Le Zebre invece dicono addio al colpo in casa di Edinburgh con un drop di Orquera fallito a due minuti, sarebbe stata vittoria meritata anche questa ma troppi condizionali costano cari anche alla pattuglia parmigiana che tradisce recentemente, nelle dichiarazioni post partita ufficiali dei suoi coach, troppa sicurezza e poca umiltà quando Coach Cavinato dice rispetto alla sconfitta scozzese:”Abbiamo fatto tutti noi” ; magari su questa affermazione gli si potrebbe anche dare parte di ragione ma poi quando chiosa dicendo che le Zebre  hanno perso per colpa di errori arbitrali non si può che far spallucce, è il solito Cavinato e questi passaggi fanno parte della frustrazione più che del progetto Zebre: speriamo passi. Deve passare perchè, a questo punto, le Zebre hanno solo 3 punti in classifica meno dei trevigiani, hanno le stesso numero di sconfitte dei biancoverdi, hanno realizzato solo 10 punti in meno anche se ne hanno subiti 37 in più. Il gioco latita ancora e le insicurezze sono ancora troppe ed anche qui è solo una questione di fiducia ma quest’anno queste Zebre pare si sentano di dover vincere le partite, danno l’immagine di non dover solamente essere la palestra della Nazionale, il parcheggio fra un impegno e l’altro di Brunel, queste Zebre sono percepibili come “squadra”.

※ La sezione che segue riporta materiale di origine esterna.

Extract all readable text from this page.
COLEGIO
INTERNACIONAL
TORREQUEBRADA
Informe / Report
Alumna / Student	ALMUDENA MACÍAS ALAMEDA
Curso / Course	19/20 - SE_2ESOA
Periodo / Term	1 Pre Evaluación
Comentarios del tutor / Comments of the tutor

C’è una partita invece giocata solo al piede ed è quella dove Munster si impone su Ospreys conquistando la vetta del Pro12; era dal 2011 che gli irlandesi delle Red Army non vincevano contro questi gallesi, per farlo però si sono dovuti affidare ad una partita senza mete guidata, per parte loro, dalla precisione al piede di  Keatley. Dalla parte opposta da segnalare una meta annullata dal TMO a Tebaldi, sempre più super-mediano in casa Ospreys, e da un calcio ed un drop sbagliati da  Morgan negli ultimi dieci minuti che consegnano la vittoria a Munster. Non è un problema solo di Orquera.